Sur la situation en Afghanistan, dont vous n’êtes bien évidemment pas le premier responsable, monsieur le ministre d’État, le constat tient en trois mots : échec, confusion, désordre. Tous les six mois, un changement de stratégie est annoncé. Cela revient à dire qu’il n’y a pas de stratégie !
Je rappelle que MM. Kouchner et Morin, exfiltrés depuis du Gouvernement, avaient déclaré que « la nouvelle stratégie concertée de la communauté internationale avait été décidée à Londres, le 28 janvier 2010 ». Et avant Londres, c’était Bucarest, en avril 2008 : il s’agissait alors de gagner les cœurs et les esprits, d’amener le peuple afghan à faire cause commune avec la force internationale et à rejeter les talibans…
Qu’est-ce alors que cette « nouvelle nouvelle » stratégie concoctée à Lisbonne ? Mon sentiment, monsieur le ministre d’État, est qu’il s’agit d’une stratégie de communication, un point c’est tout !
Ces stratèges-là sont aussi perdus aujourd’hui qu’il y a quelques mois : ils s’enfoncent dans le bourbier et ils ne trouvent pas la sortie.
Hier encore, on refusait à grands cris de parler d’un calendrier de retrait, et de grands spécialistes m’expliquaient qu’il ne fallait pas donner de l’espoir et des informations aux talibans, que c’était criminel ! Alors, pourquoi annoncer ce calendrier aujourd’hui ? Qu’est-ce qui a changé sur le terrain ?
Je vais vous le dire : rien n’a changé sur place ! En revanche, à Washington, à Londres et à Berlin, on constate la prise en compte d’une réalité : l’OTAN n’en mène pas large, et les États-Unis conduisent leur barque en fonction de leurs intérêts politiques supérieurs.

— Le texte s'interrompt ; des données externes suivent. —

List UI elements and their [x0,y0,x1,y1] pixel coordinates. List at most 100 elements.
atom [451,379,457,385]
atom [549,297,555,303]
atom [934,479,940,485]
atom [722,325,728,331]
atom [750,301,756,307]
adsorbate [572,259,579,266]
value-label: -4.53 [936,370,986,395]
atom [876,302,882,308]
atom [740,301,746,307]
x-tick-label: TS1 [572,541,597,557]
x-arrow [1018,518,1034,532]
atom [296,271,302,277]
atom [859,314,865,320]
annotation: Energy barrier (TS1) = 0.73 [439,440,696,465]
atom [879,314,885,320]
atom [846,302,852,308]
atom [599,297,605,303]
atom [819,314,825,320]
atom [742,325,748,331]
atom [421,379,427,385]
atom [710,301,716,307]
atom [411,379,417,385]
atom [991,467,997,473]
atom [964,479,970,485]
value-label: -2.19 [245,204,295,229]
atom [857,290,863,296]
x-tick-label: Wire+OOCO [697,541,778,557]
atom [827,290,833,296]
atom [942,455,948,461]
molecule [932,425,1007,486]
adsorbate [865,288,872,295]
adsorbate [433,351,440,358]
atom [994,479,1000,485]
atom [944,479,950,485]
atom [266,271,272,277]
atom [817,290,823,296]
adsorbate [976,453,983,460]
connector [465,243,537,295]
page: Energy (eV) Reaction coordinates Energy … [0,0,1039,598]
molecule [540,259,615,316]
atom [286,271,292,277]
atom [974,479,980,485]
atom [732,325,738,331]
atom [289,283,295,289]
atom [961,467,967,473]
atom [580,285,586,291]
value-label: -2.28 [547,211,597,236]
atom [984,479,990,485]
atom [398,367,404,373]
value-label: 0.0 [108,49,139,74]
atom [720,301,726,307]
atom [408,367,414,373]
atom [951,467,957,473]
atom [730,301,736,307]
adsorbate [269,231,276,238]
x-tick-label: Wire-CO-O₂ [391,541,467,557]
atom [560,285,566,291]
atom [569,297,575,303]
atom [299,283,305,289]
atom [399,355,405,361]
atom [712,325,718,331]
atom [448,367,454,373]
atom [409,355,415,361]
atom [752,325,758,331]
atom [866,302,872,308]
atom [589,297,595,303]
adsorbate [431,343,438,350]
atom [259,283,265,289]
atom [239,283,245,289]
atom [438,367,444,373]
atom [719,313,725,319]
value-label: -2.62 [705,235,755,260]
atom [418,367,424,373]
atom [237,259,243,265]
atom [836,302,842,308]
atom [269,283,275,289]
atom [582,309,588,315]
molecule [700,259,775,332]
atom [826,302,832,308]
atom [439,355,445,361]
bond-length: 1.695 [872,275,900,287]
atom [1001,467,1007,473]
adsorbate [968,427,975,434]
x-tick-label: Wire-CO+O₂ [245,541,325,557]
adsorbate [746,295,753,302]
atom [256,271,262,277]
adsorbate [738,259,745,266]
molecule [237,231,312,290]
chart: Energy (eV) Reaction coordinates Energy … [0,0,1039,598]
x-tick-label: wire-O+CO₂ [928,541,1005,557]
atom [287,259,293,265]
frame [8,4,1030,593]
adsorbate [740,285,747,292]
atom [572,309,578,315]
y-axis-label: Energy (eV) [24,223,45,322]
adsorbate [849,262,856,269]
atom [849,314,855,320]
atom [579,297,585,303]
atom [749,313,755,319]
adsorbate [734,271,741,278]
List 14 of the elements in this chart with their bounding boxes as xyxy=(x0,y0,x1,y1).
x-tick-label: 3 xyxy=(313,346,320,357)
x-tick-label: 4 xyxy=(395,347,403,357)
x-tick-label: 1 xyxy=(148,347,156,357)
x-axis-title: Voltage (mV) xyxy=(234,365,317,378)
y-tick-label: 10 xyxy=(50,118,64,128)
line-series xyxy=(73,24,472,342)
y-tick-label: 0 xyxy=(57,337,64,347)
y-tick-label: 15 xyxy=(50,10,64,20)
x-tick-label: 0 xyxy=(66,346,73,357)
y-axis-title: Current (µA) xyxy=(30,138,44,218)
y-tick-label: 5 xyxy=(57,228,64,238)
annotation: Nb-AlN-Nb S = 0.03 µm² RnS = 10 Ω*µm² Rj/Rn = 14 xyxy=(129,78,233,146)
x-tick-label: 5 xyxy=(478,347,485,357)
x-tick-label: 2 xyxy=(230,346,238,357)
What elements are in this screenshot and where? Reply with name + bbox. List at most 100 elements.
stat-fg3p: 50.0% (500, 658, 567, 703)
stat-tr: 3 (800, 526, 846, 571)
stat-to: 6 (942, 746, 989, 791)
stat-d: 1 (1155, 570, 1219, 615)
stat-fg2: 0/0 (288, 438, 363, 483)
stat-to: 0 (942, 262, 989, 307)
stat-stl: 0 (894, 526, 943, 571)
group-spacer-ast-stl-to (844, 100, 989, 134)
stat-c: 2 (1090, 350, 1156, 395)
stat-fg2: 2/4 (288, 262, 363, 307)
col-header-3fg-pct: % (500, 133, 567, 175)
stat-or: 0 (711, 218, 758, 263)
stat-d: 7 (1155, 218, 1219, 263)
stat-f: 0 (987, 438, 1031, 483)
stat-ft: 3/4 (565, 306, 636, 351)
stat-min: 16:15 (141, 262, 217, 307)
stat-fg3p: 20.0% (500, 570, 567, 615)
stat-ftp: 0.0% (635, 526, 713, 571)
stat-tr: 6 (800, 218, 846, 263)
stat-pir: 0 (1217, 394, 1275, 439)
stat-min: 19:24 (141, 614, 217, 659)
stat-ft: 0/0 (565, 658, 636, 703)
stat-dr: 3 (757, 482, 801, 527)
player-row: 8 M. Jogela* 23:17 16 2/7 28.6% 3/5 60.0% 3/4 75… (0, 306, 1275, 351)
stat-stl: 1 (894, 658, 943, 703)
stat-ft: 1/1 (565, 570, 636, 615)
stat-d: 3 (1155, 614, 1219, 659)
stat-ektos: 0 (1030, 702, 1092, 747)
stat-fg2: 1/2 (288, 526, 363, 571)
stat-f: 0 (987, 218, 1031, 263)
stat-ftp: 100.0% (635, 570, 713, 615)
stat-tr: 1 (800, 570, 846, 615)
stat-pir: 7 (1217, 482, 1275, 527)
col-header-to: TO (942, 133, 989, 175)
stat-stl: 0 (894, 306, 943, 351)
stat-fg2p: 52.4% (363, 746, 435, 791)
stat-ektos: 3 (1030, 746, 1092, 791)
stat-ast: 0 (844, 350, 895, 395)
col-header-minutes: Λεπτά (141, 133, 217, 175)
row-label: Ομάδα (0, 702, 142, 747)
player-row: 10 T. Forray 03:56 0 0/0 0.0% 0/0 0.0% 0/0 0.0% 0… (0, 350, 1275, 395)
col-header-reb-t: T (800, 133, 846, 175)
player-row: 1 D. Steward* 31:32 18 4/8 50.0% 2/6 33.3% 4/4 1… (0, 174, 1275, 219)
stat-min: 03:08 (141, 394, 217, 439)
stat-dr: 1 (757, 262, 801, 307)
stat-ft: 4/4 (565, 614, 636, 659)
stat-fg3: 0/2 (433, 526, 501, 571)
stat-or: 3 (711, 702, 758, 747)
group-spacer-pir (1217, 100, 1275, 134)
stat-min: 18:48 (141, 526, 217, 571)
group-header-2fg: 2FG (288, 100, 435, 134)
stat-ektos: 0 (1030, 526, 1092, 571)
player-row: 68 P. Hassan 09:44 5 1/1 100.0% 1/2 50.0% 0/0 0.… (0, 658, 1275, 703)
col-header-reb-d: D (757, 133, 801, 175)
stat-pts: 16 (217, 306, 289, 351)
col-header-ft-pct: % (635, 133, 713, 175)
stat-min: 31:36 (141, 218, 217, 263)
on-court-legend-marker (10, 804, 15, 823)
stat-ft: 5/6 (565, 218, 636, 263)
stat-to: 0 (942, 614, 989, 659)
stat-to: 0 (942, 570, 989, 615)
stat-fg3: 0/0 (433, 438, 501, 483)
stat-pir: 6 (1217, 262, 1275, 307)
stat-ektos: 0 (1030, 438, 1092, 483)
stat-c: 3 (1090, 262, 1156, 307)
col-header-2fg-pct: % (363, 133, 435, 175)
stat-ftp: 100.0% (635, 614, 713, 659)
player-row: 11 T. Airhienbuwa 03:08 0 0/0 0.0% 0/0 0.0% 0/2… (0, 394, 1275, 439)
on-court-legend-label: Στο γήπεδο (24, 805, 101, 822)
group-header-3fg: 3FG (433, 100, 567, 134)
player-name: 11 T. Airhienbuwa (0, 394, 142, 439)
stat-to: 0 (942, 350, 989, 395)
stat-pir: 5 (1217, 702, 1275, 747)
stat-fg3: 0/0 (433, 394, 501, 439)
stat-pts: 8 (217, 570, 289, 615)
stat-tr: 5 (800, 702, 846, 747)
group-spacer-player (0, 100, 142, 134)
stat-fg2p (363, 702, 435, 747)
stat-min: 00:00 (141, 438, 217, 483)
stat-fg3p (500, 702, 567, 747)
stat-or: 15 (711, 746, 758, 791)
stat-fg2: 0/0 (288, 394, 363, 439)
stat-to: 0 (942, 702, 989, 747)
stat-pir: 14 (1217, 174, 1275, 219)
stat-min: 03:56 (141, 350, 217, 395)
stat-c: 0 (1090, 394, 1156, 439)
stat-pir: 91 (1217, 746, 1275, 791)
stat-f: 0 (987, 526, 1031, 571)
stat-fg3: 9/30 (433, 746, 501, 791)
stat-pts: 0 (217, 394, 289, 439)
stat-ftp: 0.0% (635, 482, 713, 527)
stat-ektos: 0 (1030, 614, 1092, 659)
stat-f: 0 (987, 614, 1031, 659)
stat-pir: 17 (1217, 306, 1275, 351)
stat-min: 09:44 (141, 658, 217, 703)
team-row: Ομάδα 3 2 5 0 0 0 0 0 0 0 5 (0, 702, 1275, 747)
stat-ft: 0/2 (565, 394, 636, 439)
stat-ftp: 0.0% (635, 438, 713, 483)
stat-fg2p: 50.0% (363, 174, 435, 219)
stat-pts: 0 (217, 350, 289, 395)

L’OTAN suivra, et les Européens aussi !
Les États-Unis avaient déjà annoncé qu’ils entameraient leur retrait en 2011. Les Pays-Bas et le Canada annoncent également leur départ cette même année. L’Allemagne reconsidère périodiquement – devant son Parlement, elle – son engagement militaire et fixe le début du retrait à 2012. En Grande-Bretagne, l’échéance semble fixée à la fin de 2014.
Chez nous, votre prédécesseur avait fait la déclaration suivante : « En 2011, nous allons transférer toute une série de districts aux Afghans. À ce moment-là, il pourra y avoir les premiers déplacements ou retraits des forces alliées d’Afghanistan… » Qui faut-il croire ? La confusion est à l’œuvre !
À Lisbonne, il a été question de « transfert de la responsabilité » aux forces afghanes, ce qui ne signifie pas retrait des troupes ! La sécurité sera cogérée, district par district, par les forces coalisées et les forces afghanes. Dans le meilleur des cas, il y aura plus tard transfert intégral de la responsabilité à l’armée afghane : cela, c’est la théorie.
En réalité, l’engagement risque de se prolonger indéfiniment. On voit mal émerger d’ici à trois ans un État afghan doté de structures suffisantes pour assurer sa propre sécurité, s’appuyant sur un pays pacifié et des populations réconciliées. Nous sommes venus, nous avons vu, nous n’avons pas vaincu…
Je m’interroge : si, à partir de 2011, les forces de l’OTAN réorientent leur mission vers la formation des forces afghanes, quelles forces poursuivront les actions militaires les plus dures dans les districts et les régions non sécurisés ? Les forces américaines seules ? Formation des forces afghanes ou pas, nos soldats seront impliqués dans les combats. Faudra-t-il alors renforcer notre présence ? Étant donné le budget de la défense, l’état de nos finances et l’état de nos forces, pourrons-nous, en toute sécurité et avec les moyens adéquats, augmenter encore le nombre de nos soldats sur place ?
Si l’on en croit les annonces ayant suivi le sommet de Lisbonne, il y a maintenant une stratégie, avec une perspective de sortie du conflit. Cette stratégie, nous la réclamions depuis longtemps ; est-elle adaptée à la situation ?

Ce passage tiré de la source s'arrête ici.